齐裕焜:蓦然回首:三十年学术路(下)
开阔视野和精细阅读
研究古典文学的人最忌一种偏向,就是“两耳不闻窗外事”,过于封闭,对理论、对现实毫无兴趣,只囿于一个狭小的天地。因此既要研读古代文学原著,又要广泛涉猎史学、哲学等,加强文艺学的理论修养,才能保持开放的胸襟,创造的活力。我的研究生导师北大吴小如教授说:“现在做学问往往分工太细,如治西方文学的不懂本国文学,治文学的不搞语言,治古典文学的不搞现、当代文学,治诗歌的不搞小说戏曲,甚至治先秦一段的连两汉以下的部分都不闻不问,这实在是自己把路给走窄了,看似很专,其实却脱离实际。”遵照吴先生的教导,我虽然是做古代小说研究的,但我也常读理论方面的书,也读现当代的小说,密切注视当前的学术研究和文学创作的动态,这有助我们开阔视野,使研究工作与现实密切结合起来。例如,我读了一些西方新历史主义的理论,觉得应该充分肯定它的进步作用,但是过分夸大历史学家的主观性而否定历史的客观性,就会陷入相对主义。针对当前文学史界的一些理论和当代“新历史小说”的问题,我写了《关于相对主义思潮影响的思考》(《福建论坛》2000年6期)和《文学史不是神话和传奇故事》(《文学遗产》2002年6期)两篇文章,旗帜鲜明地反对历史虚无主义和相对主义。我也十分关注现实的学术争论,针对近年《水浒传》研究中的问题,写了《正确科学地评价李逵》(《福建广播电视大学学报》2009年5期)、《水浒戏的贡献不可抹杀》(《明清小说研究》2009年第2期)、《〈水浒传〉创作成功的历史原因》(《辽东学院学报》2009年第1期)、《〈水浒传〉研究中的一个悖论》(《齐鲁学刊》2010年6期)、《对〈水浒传〉中血腥、暴力问题的思考》(《明清小说研究》2011年第2期)、《〈水浒传〉不同繁本系统之比较》(《中国典籍与文化》2011年第1期)等一系列文章。
齐裕焜先生近照
读书,特别是读经典名著,不能囫囵吞枣,不求甚解。因为名著有丰富的思想文化内涵,有高超精致的艺术描写,而且,研究论着汗牛充栋,如果不精细的阅读,就很难有新的发现和见解。我的导师北大吴组缃先生有精妙形象的比喻,他说,读名著就像品好茶,要慢慢品味,而不能作“牛饮”;他又说就像吃橄榄,要含在嘴里才能尝出味道。只有精细阅读才能真正领会经典作品的丰厚的内涵和艺术的奥妙。《红楼梦》为什么百读不厌又争论不休?因为作者是以诗人的敏感去感知生活,着重表现自己的人生体验,自觉地创造一种诗的意境,使作品婉约含蓄,是那样的历历在目,又是那样的难以企及。它极写人物心灵的颤动、令人参悟不透的心理、人生无可回避的苦涩和炎凉冷暖,让读者品尝人生的况味。不精细阅读是难以深刻理解的。

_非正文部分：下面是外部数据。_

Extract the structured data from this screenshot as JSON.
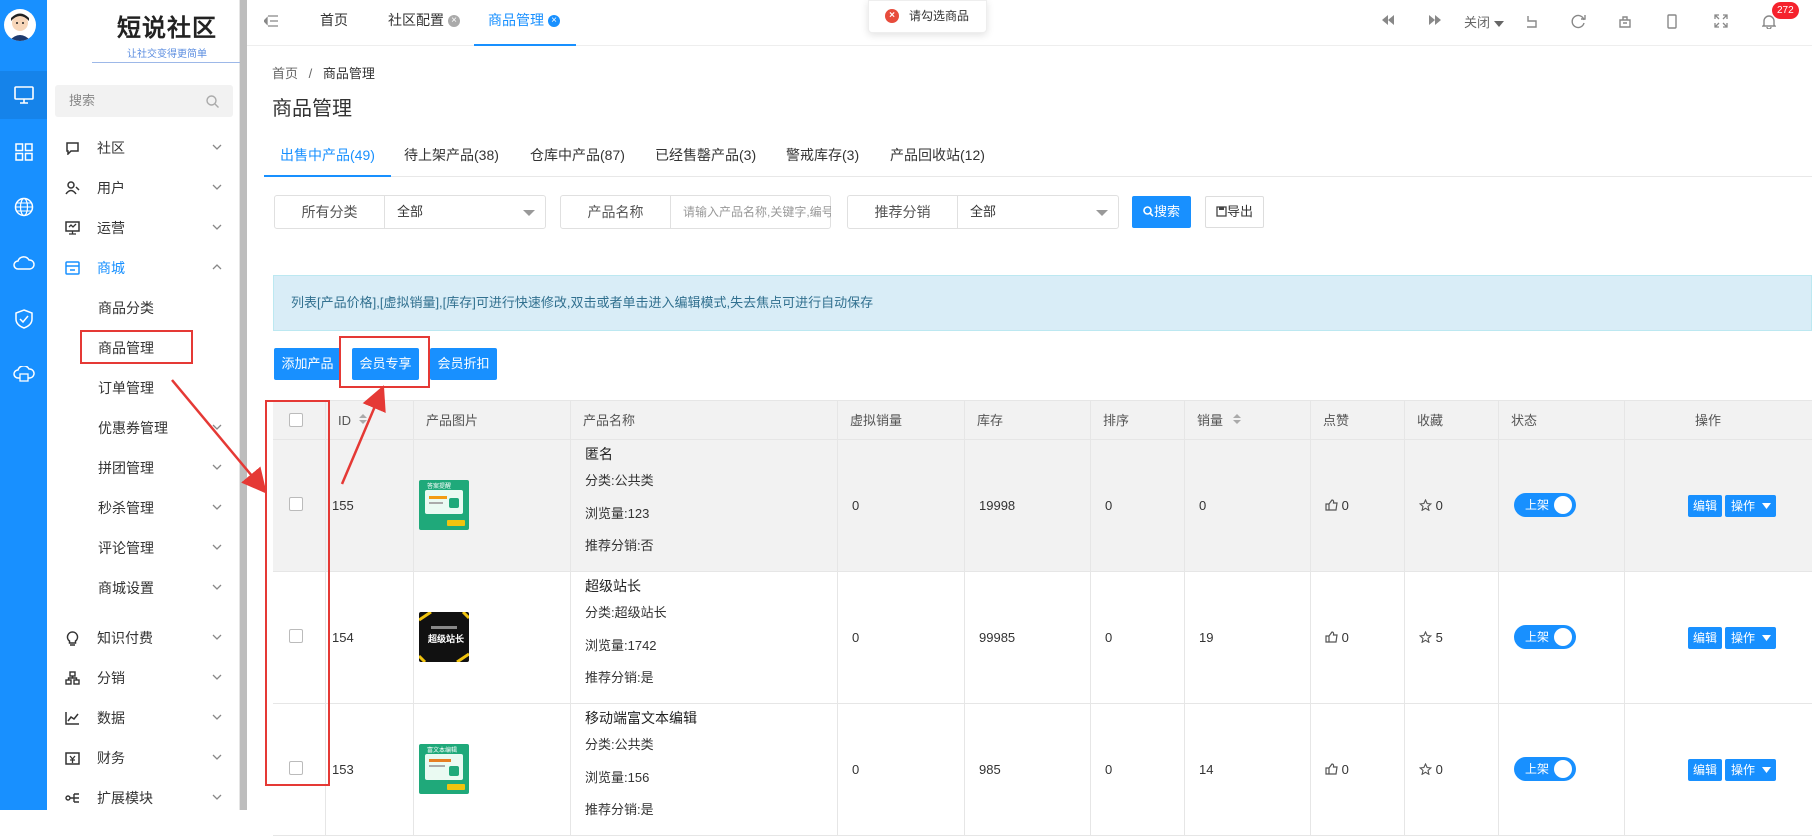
{
  "sidebar": {
    "logo_title": "短说社区",
    "logo_slogan": "让社交变得更简单",
    "search_placeholder": "搜索",
    "menu": [
      {
        "label": "社区",
        "icon": "chat-icon"
      },
      {
        "label": "用户",
        "icon": "user-icon"
      },
      {
        "label": "运营",
        "icon": "monitor-icon"
      },
      {
        "label": "商城",
        "icon": "store-icon"
      },
      {
        "label": "知识付费",
        "icon": "bulb-icon"
      },
      {
        "label": "分销",
        "icon": "network-icon"
      },
      {
        "label": "数据",
        "icon": "chart-icon"
      },
      {
        "label": "财务",
        "icon": "wallet-icon"
      },
      {
        "label": "扩展模块",
        "icon": "extend-icon"
      }
    ],
    "store_sub": [
      "商品分类",
      "商品管理",
      "订单管理",
      "优惠券管理",
      "拼团管理",
      "秒杀管理",
      "评论管理",
      "商城设置"
    ]
  },
  "topbar": {
    "tabs": [
      "首页",
      "社区配置",
      "商品管理"
    ],
    "close_label": "关闭",
    "notification_count": "272"
  },
  "toast": {
    "message": "请勾选商品"
  },
  "breadcrumb": {
    "home": "首页",
    "separator": "/",
    "current": "商品管理"
  },
  "page_title": "商品管理",
  "product_tabs": [
    "出售中产品(49)",
    "待上架产品(38)",
    "仓库中产品(87)",
    "已经售罄产品(3)",
    "警戒库存(3)",
    "产品回收站(12)"
  ],
  "filters": {
    "category_label": "所有分类",
    "category_value": "全部",
    "name_label": "产品名称",
    "name_placeholder": "请输入产品名称,关键字,编号",
    "dist_label": "推荐分销",
    "dist_value": "全部",
    "search_button": "搜索",
    "export_button": "导出"
  },
  "alert": "列表[产品价格],[虚拟销量],[库存]可进行快速修改,双击或者单击进入编辑模式,失去焦点可进行自动保存",
  "actions": {
    "add": "添加产品",
    "member_only": "会员专享",
    "member_discount": "会员折扣"
  },
  "table": {
    "headers": [
      "ID",
      "产品图片",
      "产品名称",
      "虚拟销量",
      "库存",
      "排序",
      "销量",
      "点赞",
      "收藏",
      "状态",
      "操作"
    ],
    "rows": [
      {
        "id": "155",
        "name": "匿名",
        "category": "分类:公共类",
        "views": "浏览量:123",
        "dist": "推荐分销:否",
        "virtual_sales": "0",
        "stock": "19998",
        "sort": "0",
        "sales": "0",
        "likes": "0",
        "favs": "0",
        "status": "上架",
        "img": "green",
        "thumb_text": "答案提醒"
      },
      {
        "id": "154",
        "name": "超级站长",
        "category": "分类:超级站长",
        "views": "浏览量:1742",
        "dist": "推荐分销:是",
        "virtual_sales": "0",
        "stock": "99985",
        "sort": "0",
        "sales": "19",
        "likes": "0",
        "favs": "5",
        "status": "上架",
        "img": "black",
        "thumb_text": "超级站长"
      },
      {
        "id": "153",
        "name": "移动端富文本编辑",
        "category": "分类:公共类",
        "views": "浏览量:156",
        "dist": "推荐分销:是",
        "virtual_sales": "0",
        "stock": "985",
        "sort": "0",
        "sales": "14",
        "likes": "0",
        "favs": "0",
        "status": "上架",
        "img": "green",
        "thumb_text": "富文本编辑"
      }
    ],
    "edit_label": "编辑",
    "ops_label": "操作"
  },
  "colors": {
    "primary": "#1890ff",
    "annotation": "#e53935",
    "alert_bg": "#d9edf7"
  }
}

要重视作品的文本细读,只有精细阅读才能真正领会经典作品的丰厚内涵和艺术奥妙,才能发现问题和提出问题。我在读《三国志演义》嘉靖本时,发现魏延二次出场描写都说到他“如关云长模样”,“此人是谁?身长九尺,面如重枣,目似朗星,如关云长模样,武艺独魁,江表义阳人也,姓魏,名延,字文长。”不仅形貌相似,而且性格相同,悲剧结局相同,甚至连使用的兵器也相同。作者既然要把魏延写成另一个关羽,那么,为什么要在魏延的脑后安上一块“反骨”呢?或许可以反过来问,既然魏延脑后有“反骨”,是个叛臣贼子,为什么又要让他有一个“如关云长模样”的外貌?再仔细阅读全书,发现作者多处写诸葛亮陷害魏延,又虚构了魏延富有正义感的事迹,这就造成了诸葛亮、魏延形象的分裂。为此,我查对了《三国志演义》各种版本,到清初的毛宗岗本把魏延与关羽形貌相似、诸葛亮陷害魏延的种种“丑事”都删去了,诸葛亮和魏延的形象统一了,但也带来了“状诸葛亮之多智而近妖”的缺陷。进一步思考魏延、关羽和诸葛亮的关系,可发现其中隐约反映了中国传统政治中将相争权、文武不和的问题(《镜像关系:魏延与关羽》《文学遗产》2005年1期)。像这样的问题不细心阅读是不容易发现的。在读《儒林外史》的时候我注意到文本中的一些细节,因此撰写了《读〈儒林外史〉札记》(《明清小说研究》2012年第3期)一文,对学术界一些常见的观点提出质疑。如王惠把枕箱赠送给蘧公孙的细节,有人认为是王惠嫁祸蘧公孙。蘧公孙对王惠可谓“往日无仇,近日有恩”,王惠为什么要嫁祸蘧公孙?这既没有文本的依据,也不合逻辑。至于说《高青邱集诗话》给蘧公孙惹祸,也没有根据。蘧公孙把高季迪的名字写在上面,“下面写嘉兴蘧来旬駪夫氏补辑”,印了几百部遍送亲友,“人人见了,赏玩不忍释手,”因此,成了令人仰慕的少年名士。娄三、娄四还把蘧公孙的诗和这本诗话送给鲁编修,“极夸少年美才”。 蘧太守没有制止;鲁编修和娄三、娄四没有谴责;印了几百部送人也没有惹出麻烦,说明这时它不是禁书,不会惹祸。至于蘧公孙把枕箱给丫头双红,由此而引起的公案,只是与枕箱有关,而与《高青邱集诗话》无关。双红、宦臣、差人谈话中没有一句涉及书。蘧公孙藏匿钦犯王惠的箱子,就是杀头的罪,差人以此来讹诈,就够了。所以,后来差人只要马二先生出钱赎了箱子,蘧公孙这场危机就化解了,丝毫没有提及《高青邱集诗话》。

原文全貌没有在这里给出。